A Big Break In Lou Gehrig's Disease

Doctors have labored for more than a century to fathom the causes of ALS, the devastating neuromuscular disorder that killed Lou Gehrig and Charles Mingus. Until last week they had few clues to work with, but they now have a fat one. In a new study, published in the British journal Nature, researchers have identified the gene that makes some families so susceptible to the illness. Hereditary ALS is rare, but by pinpointing its genetic basis, the study may shed new light on the more common form of the disease and should speed the search for treatments.

ALS strikes 5,000 Americans each year. The disease involves the progressive death of motor neurons, the nerve cells that transmit impulses from the brain and spinal cord to the muscles. As the condition advances, sufferers lose the ability to speak, swallow or breathe. Though a few survive 20 years or more (as the British astrophysicist Stephen Hawking has), most die within five years.

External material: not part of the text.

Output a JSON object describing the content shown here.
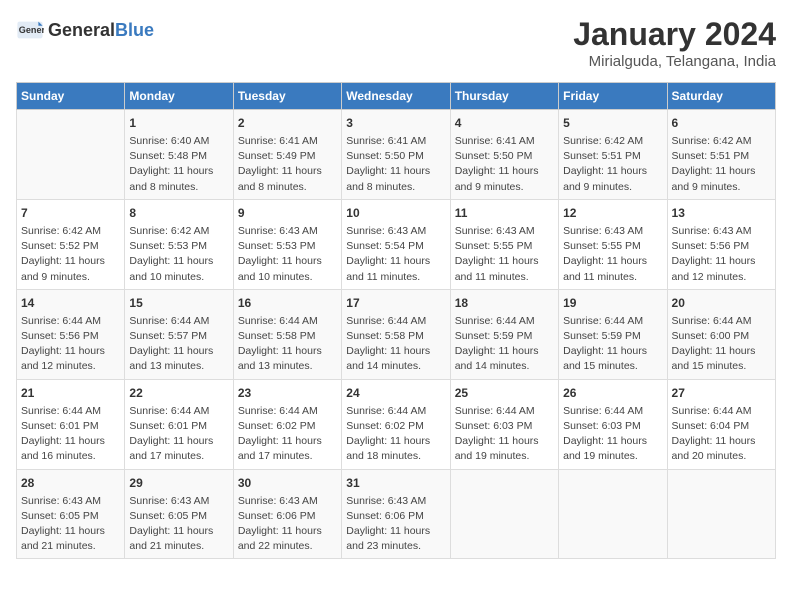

By examining tissue from 18 ALS families, a team led by Dr. Robert Brown of Massachusetts General Hospital found that sufferers shared a number of mutations in the gene that enables the body to produce an enzyme called superoxide dismutase, or SOD. In a healthy person, that enzyme protects cells from toxic molecules known as free radicals. The new findings suggest that when people inherit a defective SOD gene, they fail to produce the enzyme properly and their motor neurons end up defenseless against free-radical damage.

It stands to reason that free radicals might play a key role in ALS-hereditary or not-and that chemicals that neutralize them (the so-called antioxidants) might provide effective treatments. "We haven't slain Goliath," says Teepu Siddique, a Northwestern University neurologist who helped direct the new study. "But we certainly feel like a David who's been introduced to the slingshot."